Monday, February 18, 2008

My Cunning* Moccasins

I finished my new pair of moccasins yesterday. They feel great. They feel like thick socks in a way. I customized them to my feet. There's no need to break them in! Three of my crew mates are still working on theirs. We pooled money to buy the materials so we could get a better deal. The materials cost about $25 but there is lots of extra material left over.

I based my pattern on the second one on this webpage: NativeTech. Each moccasin comprises four pieces of leather plus one leather lace. I used buffalo leather for the sole which is about twice as thick as the golden colored deer leather that makes up the rest (upper, cuff, tongue).

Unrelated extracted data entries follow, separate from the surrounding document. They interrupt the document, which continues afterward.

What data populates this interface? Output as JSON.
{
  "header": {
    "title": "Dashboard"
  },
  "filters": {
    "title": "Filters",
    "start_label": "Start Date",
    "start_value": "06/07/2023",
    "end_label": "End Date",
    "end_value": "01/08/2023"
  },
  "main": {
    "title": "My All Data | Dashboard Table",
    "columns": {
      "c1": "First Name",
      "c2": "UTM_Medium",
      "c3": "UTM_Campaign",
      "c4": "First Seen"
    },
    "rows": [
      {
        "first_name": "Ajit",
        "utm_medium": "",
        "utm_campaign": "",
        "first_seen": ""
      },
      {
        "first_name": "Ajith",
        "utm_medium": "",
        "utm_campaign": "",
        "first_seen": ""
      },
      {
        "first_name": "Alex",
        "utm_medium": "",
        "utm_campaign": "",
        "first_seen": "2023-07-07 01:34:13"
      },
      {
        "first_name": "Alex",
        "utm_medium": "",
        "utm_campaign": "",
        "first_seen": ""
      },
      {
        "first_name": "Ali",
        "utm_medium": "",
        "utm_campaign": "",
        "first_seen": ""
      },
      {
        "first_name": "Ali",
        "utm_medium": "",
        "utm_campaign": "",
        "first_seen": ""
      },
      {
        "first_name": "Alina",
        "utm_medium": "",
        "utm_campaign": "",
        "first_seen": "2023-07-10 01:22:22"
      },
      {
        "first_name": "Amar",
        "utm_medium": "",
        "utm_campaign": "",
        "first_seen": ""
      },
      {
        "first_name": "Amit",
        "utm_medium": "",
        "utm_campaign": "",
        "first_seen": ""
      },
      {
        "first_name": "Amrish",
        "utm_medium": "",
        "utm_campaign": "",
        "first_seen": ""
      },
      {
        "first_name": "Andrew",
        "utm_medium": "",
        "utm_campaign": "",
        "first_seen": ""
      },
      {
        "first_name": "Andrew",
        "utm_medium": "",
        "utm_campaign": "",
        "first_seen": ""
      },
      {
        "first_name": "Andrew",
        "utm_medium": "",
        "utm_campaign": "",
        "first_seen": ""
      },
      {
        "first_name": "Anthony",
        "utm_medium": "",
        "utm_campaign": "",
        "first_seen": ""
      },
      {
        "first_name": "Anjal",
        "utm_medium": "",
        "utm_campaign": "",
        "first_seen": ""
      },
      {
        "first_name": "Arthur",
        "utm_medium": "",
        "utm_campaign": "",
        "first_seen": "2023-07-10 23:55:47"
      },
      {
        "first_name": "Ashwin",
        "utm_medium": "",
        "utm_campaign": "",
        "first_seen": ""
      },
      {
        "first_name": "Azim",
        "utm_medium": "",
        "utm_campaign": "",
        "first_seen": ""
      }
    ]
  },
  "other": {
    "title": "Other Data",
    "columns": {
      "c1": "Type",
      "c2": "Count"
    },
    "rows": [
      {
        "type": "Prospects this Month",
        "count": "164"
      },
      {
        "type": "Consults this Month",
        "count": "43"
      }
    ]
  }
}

Thick buffalo leather for the sole makes the moccasin more durable and comfortable especially in the desert where there exist more prickily plants. Since it is less flexible and more expensive than deer leather I didn't use if for the whole moccasin.

I purposely made the sole piece wrap up off the ground both to protect my feet, but more importantly to protect the stitching. I hope the stitching will last longer since it shouldn't be touching the ground much. The thread is actually artificial thread used for making bowstring so I'm not too worried about it. Another advantage of this design is that when the sole wears out I can replace it without having to make a whole new pair of mocassins. I already cut up a back up pair of soles for this purpose.

As shown in the pattern on the NativeTech page, the edge of the upper piece is folded over before it is stitched to the sole. The thread goes through the upper piece twice before attaching to the sole. This makes for a sturdier connection. In the picture below you can see this.

This picture makes it look like I have a clown shoe on.

For the lacing, I cut a long thin strip of leather. I chose to have the mocassins lace up like shoes. The lace zig-zags through the tongue piece and pulls the cuff piece tight. I like this style because no lacing has to wrap around the back of my heel or leg. My first pair of mocassins had a lacing that wrapped around my achiles tendon which was awkward for movement.

While I'm not thrilled about the golden yellow color (I was hoping it would be colored more like the sole), I am pleased with the design, fit and comfort. I plan to try them out in the field soon.

*Inside joke: When playing our homemade game of Apples to Apples, my green card was "cunning" to which "moccasins" was my best option.


Ron said...

Nice mocks, I've been thinking of making a pair too and am also interested in mukluks.

One beauty of this footwear is that it is custom made to your feet. Plus all the other benefits of being able to feel the earth beneath your feet as you walk.

Good post!

Sassmouth said...

Thanks, ron. The two things you list are my primary reasons for making them.

Mungo said...


I have been reading your blog site for a while now, and have had it linked on my blog for a while now. I was wondering if you would consider linking to my site as an exchange to encourage more traffic to both our sites - it seems that our audiences could have similar interests in the outdoors, photography, camping and more.

Anyway, just thought it might be useful - hope all is well, look forward to reading your posts (I use Google Reader to get the RSS posts).

All the best,

This blog contains tutorials, information and photographs on bushcraft, camping, hiking, photography, nature, plants, politics, project management, and posts and photos on everything from Mors Kochanski, to Ray Mears and Bear Grylls, Les Stroud of Survivorman fame, canoeing in Algonquin Park, Toronto, Ontario and much more.

Sassmouth said...

mungo, I added a link to your blog. I'll have to read some more of your entries today.